Я ощутил последнее прикосновение к моей руке и услышал сдержанное рыдание.
Через мгновение свет надо мной исчез, и я почувствовал, что опускаюсь в мрачную глубину. Голова моя закружилась. О, как я держался за веревку! На полпути меня посетила мысль, что если что-нибудь случится, они уже будут не в силах поднять меня наверх. Но размышлять об этом было уже поздно, ибо через секунду ноги мои коснулись бруса. Я вздохнул свободнее. Утвердившись на нем ногами, на этом узеньком мостике, я развязал веревку и, подергав за нее, отпустил. Затем, все еще чувствуя дурноту, уселся верхом на балке. Впоследствии я часто вспоминал необычность своего тогдашнего положения.

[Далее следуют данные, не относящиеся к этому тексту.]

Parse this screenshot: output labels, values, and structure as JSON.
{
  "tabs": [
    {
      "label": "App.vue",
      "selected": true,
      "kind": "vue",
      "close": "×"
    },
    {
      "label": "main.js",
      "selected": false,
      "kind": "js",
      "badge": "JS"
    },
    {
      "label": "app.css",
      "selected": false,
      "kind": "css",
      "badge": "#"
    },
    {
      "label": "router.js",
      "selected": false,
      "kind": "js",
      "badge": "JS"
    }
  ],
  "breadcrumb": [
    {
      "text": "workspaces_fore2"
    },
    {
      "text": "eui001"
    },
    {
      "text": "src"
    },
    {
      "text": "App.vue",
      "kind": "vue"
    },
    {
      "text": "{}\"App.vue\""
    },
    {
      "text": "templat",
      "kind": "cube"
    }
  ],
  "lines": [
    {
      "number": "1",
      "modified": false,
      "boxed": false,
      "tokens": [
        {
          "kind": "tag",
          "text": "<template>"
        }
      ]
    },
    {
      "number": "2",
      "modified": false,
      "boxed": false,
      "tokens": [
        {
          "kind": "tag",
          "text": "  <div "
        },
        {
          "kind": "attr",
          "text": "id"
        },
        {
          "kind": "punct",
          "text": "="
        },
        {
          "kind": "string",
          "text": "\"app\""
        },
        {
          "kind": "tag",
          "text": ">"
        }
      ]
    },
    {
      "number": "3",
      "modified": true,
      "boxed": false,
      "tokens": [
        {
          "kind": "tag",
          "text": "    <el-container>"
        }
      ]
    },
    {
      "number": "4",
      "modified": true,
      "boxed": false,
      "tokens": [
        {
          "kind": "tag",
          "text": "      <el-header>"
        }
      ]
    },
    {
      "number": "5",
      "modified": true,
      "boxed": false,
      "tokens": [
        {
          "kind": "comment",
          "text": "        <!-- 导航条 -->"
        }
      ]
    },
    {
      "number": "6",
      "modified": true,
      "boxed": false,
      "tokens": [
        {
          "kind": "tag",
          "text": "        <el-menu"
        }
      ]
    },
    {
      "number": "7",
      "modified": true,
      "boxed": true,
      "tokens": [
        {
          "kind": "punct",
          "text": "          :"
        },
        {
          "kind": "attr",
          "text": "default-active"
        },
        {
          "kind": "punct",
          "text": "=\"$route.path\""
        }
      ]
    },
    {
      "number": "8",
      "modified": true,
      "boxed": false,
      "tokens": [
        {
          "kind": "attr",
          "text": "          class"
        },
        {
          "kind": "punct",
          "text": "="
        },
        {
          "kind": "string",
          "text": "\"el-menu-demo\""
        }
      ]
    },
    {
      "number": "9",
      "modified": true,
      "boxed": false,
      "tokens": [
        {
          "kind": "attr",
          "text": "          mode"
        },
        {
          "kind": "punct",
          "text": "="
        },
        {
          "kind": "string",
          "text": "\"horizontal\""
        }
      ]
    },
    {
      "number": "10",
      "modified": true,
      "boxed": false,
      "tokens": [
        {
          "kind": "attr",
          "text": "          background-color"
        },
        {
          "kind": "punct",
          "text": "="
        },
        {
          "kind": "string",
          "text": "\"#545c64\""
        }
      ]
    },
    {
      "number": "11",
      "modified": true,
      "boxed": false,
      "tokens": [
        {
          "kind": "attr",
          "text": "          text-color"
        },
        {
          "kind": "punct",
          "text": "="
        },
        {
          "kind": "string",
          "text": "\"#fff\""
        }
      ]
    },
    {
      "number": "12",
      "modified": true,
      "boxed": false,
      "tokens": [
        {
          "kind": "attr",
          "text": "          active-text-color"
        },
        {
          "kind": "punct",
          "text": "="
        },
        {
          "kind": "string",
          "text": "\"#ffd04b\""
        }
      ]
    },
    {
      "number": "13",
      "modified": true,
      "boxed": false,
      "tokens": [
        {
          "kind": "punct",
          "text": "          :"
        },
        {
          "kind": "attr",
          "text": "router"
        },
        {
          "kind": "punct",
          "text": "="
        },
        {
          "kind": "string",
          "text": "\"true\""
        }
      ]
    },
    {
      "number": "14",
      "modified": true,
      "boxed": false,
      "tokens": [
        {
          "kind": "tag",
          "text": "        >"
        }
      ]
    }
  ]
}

Подо мною покоился Париж, объятый мраком и сном, но спокойствие это было кажущимся. Темнота лишь скрывала от юношеского взгляда те ужасные тайны великого города, что должны были обнаружиться в эту адскую ночь. Сколько людей, вооруженных до зубов, бодрствовало под этими высокими крышами? Сколько из них упивалось мыслями о предстоящих убийствах? Сколько мучимых беспричинной бессонницей должны были под утро заснуть вечным сном, а других — спящих, проснуться под ножом убийцы?
Все это было скрыто от меня, как и от тех запоздавших гуляк, что только что встали из-за игры в кости, и один из них вышел на улицу, ничего не подозревая, идя быть может на верную смерть, провожаемый взглядами товарищей. Благодарение Богу, что я не мог тогда представить себе и одной сотой доли тех ужасов жестокости, предательства и алчности, что притаились у моих ног, готовые разразиться всесокрушающим потоком по первому сигналу пистолетного выстрела. Я и не придавал никакого значения тому, что прошедший день был 23 августа — канун Варфоломеева дня.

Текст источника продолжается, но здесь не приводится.